For decades, search engines have operated by indexing and ranking pages, returning lists of links ordered primarily by relevance and authority. Generative AI systems, by contrast, synthesize information from multiple sources into concise, summarized responses. The researchers aimed to quantify how this shift affects the types of websites that inform those answers.

To test their hypothesis, they drew thousands of sample queries from several public datasets. These included questions collected from ChatGPT interactions in the WildChat dataset, general social and political topics cataloged by the media-bias monitoring site AllSides, and the 100 most searched items on Amazon's product ranking list. Trending topics from Google's search trend data were also included for comparative testing.

Each query was submitted to both traditional Google Search and the AI-based systems. Researchers then compared the domains cited in the AI-generated responses with those appearing in the first 10 and first 100 links of a standard Google results page.

The differences were striking. Using Tranco, an independent tracker that ranks web domains by popularity, the study found that AI-generated search results consistently drew from websites outside the most-visited categories. In Google's own AI Overviews, more than half of all cited sources did not appear in the top 10 organic Google results for the same query, and 40 percent were absent even from the top 100 links.

Gemini search results showed a similar pattern, frequently citing domains outside Tranco's top 1,000. The researchers noted that the typical, or "median," source cited by Gemini fell below the threshold of widely visited websites. GPT-4o and its web-enabled counterpart also drew from less prominent sources, though they tended to reference institutional domains such as company pages and encyclopedias rather than social media or discussion forums.

The study did not conclude that AI search results were inferior, but rather that they reflect a different approach to information retrieval. Using an independent evaluation tool developed at Stanford University, LLOOM, the team found that AI search systems covered a comparable number of distinct concepts as the top 10 links in a conventional search. This suggests that while AI responses summarized similar breadths of information, they sometimes compressed that data, downplaying nuances preserved in traditional search results.

This effect was particularly noticeable for ambiguous search terms, such as names shared by multiple individuals. Standard link-based search tended to provide broader contextual coverage, while AI responses often consolidated these cases into single interpretations, omitting some alternative results.

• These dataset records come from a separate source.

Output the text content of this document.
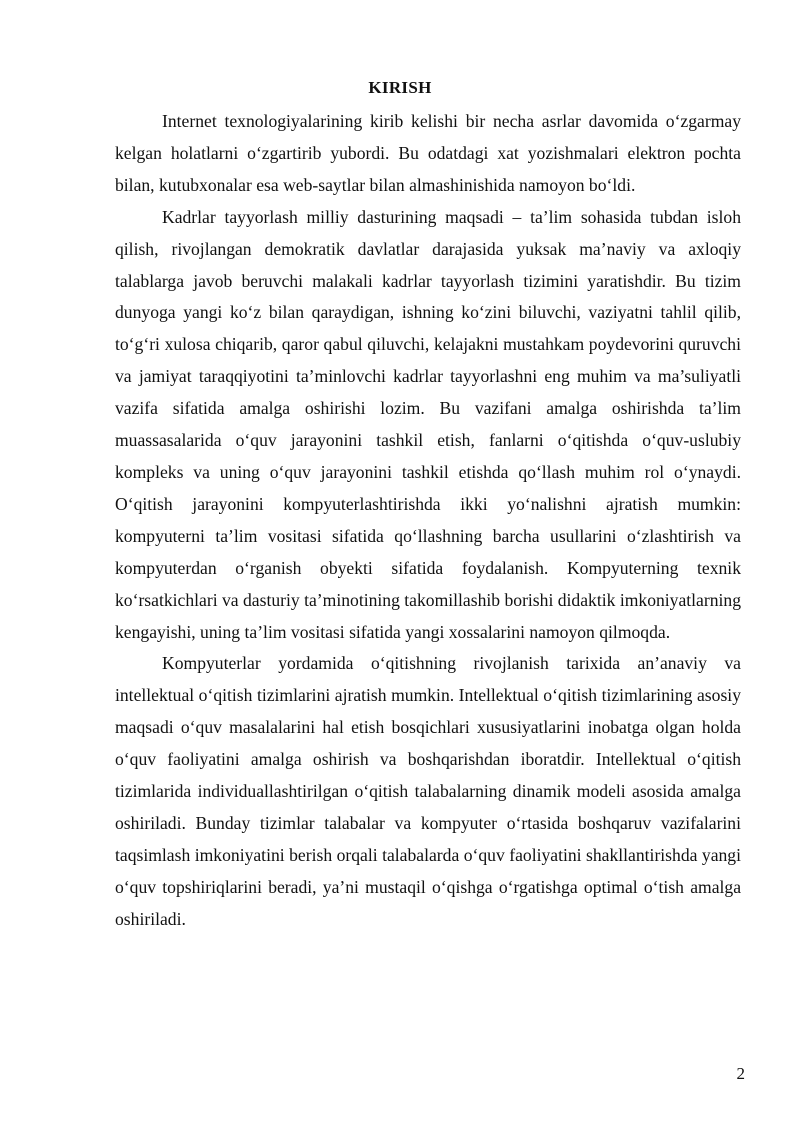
KIRISH

Internet texnologiyalarining kirib kelishi bir necha asrlar davomida o‘zgarmay kelgan holatlarni o‘zgartirib yubordi. Bu odatdagi xat yozishmalari elektron pochta bilan, kutubxonalar esa web-saytlar bilan almashinishida namoyon bo‘ldi.

Kadrlar tayyorlash milliy dasturining maqsadi – ta’lim sohasida tubdan isloh qilish, rivojlangan demokratik davlatlar darajasida yuksak ma’naviy va axloqiy talablarga javob beruvchi malakali kadrlar tayyorlash tizimini yaratishdir. Bu tizim dunyoga yangi ko‘z bilan qaraydigan, ishning ko‘zini biluvchi, vaziyatni tahlil qilib, to‘g‘ri xulosa chiqarib, qaror qabul qiluvchi, kelajakni mustahkam poydevorini quruvchi va jamiyat taraqqiyotini ta’minlovchi kadrlar tayyorlashni eng muhim va ma’suliyatli vazifa sifatida amalga oshirishi lozim. Bu vazifani amalga oshirishda ta’lim muassasalarida o‘quv jarayonini tashkil etish, fanlarni o‘qitishda o‘quv-uslubiy kompleks va uning o‘quv jarayonini tashkil etishda qo‘llash muhim rol o‘ynaydi. O‘qitish jarayonini kompyuterlashtirishda ikki yo‘nalishni ajratish mumkin: kompyuterni ta’lim vositasi sifatida qo‘llashning barcha usullarini o‘zlashtirish va kompyuterdan o‘rganish obyekti sifatida foydalanish. Kompyuterning texnik ko‘rsatkichlari va dasturiy ta’minotining takomillashib borishi didaktik imkoniyatlarning kengayishi, uning ta’lim vositasi sifatida yangi xossalarini namoyon qilmoqda.

Kompyuterlar yordamida o‘qitishning rivojlanish tarixida an’anaviy va intellektual o‘qitish tizimlarini ajratish mumkin. Intellektual o‘qitish tizimlarining asosiy maqsadi o‘quv masalalarini hal etish bosqichlari xususiyatlarini inobatga olgan holda o‘quv faoliyatini amalga oshirish va boshqarishdan iboratdir. Intellektual o‘qitish tizimlarida individuallashtirilgan o‘qitish talabalarning dinamik modeli asosida amalga oshiriladi. Bunday tizimlar talabalar va kompyuter o‘rtasida boshqaruv vazifalarini taqsimlash imkoniyatini berish orqali talabalarda o‘quv faoliyatini shakllantirishda yangi o‘quv topshiriqlarini beradi, ya’ni mustaqil o‘qishga o‘rgatishga optimal o‘tish amalga oshiriladi.

2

Generative systems benefited from the pre-trained knowledge of large language models, giving them an advantage in synthesizing background context. GPT-4o with the Search Tool, for example, sometimes offered comprehensive summaries without citing any external data, relying entirely on the model's internal knowledge base. This behavior proved useful for well-established topics but was less reliable for recent events or breaking news.

When tested with trending Google queries from mid-September, GPT-4o's web-enabled version frequently failed to retrieve current information, generating placeholder replies such as requests for clarification or simple acknowledgments of uncertainty. This reflected the system's hesitancy to access external sources unless explicitly necessary.

The authors emphasized that evaluating the accuracy or quality of generative AI search requires new benchmarks. They called for future research to use metrics beyond those designed for traditional search ranking, particularly frameworks that account for source diversity, the range of conceptual coverage, and the effectiveness of AI systems in synthesizing information into cohesive summaries.